The ancestors of the Osage Indians appeared in central Missouri around the 14th century. They were a nomadic tribe, defending their territory from other tribes for centuries but the first Anglo arrivals in the early 1700s spelt tragedy for the Osage. Spain first claimed the region, but disconcerted with the warring traditions of the Osage the region was transferred back to France in 1803 as part of the Louisiana Territory and one month later sold to the United States as part of the Louisiana Purchase.

As the US government made and broke treatises with the Osage, they were eventually forced into submission and the end of native American occupation meant the region was opened up to settlers. Coming from Kentucky and Tennessee, English, Irish and Scottish farmers settled in the area and created a unique and isolated culture in the Ozark Mountains, with timber proving to be the area's greatest natural resource. The origin of the word Ozark is unknown, although the most widely accepted definition is that the word comes from the French phrase meaning 'to the Arkansas' or aux-Ark, which referred to either the river or an outpost.

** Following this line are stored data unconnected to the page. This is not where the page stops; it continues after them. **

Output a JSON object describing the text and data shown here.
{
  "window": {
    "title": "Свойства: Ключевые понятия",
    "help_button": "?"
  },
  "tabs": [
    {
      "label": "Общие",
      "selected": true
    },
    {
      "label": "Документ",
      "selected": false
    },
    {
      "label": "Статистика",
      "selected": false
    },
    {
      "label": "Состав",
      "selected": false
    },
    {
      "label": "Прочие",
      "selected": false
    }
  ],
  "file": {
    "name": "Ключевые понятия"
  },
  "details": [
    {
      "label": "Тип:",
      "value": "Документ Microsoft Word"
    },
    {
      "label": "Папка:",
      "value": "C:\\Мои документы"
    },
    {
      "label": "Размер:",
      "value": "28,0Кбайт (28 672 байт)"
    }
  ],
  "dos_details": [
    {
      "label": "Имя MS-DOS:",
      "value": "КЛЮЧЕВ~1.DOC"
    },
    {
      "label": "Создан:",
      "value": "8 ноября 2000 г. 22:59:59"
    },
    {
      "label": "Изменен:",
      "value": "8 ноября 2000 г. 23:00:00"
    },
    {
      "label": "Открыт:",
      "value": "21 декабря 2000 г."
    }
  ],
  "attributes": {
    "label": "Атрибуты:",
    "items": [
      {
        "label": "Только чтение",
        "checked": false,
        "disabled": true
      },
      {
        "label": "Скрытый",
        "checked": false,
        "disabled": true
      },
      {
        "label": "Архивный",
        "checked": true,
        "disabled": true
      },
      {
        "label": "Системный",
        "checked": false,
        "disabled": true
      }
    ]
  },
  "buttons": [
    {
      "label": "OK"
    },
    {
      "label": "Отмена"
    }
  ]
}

As more timber was cleared to satisfy the ever-expanding railroads, more and more farmland was made available and strawberries and tobacco became important crops. Lumber, ranching and farming drove the local economy until 1861 when civil war tore the area apart and destroyed its infrastructure. But the population of the region continued to slowly grow. Reuben Branson opened a general store near White River in the early 1880s and his store became the post office in 1882, officially listed as Branson, Missouri.

A demand for electricity coupled with the need to control the flood-prone White River Valley, meant the construction of a dam on White River in 1911, thus creating Lake Tanycomo, the first major lake in Missouri. Bull Shoals Dam was constructed after WWII in 1947 and lastly Table Rock Dam, built in 1958, created a huge water oasis just south of Branson.

Visitors had begun arriving in the 1930s, attracted to the beauty of the area and lake activities. Visitor numbers continued to expand as Branson was promoted as an inexpensive holiday destination and entrepreneurs began to take advantage of the influx, creating theme parks and outdoor theaters that still draws thousands of visitors today. Branson's entertainers began performing for their local and visiting audiences in the early 1950s. Ozark Mountain jug bands were always popular locally and two groups, the Baldknobbers and the Presleys, performed wherever they could until they were able to build theaters along Hwy 76 in the late 1960s. Nationally known entertainers began moving to Branson to take advantage of its growing reputation as a place for live entertainment.

Today Branson is known as the Live Country Music Capital of the World, with over 50 theaters in existence, and welcomes about 7 million visitors annually.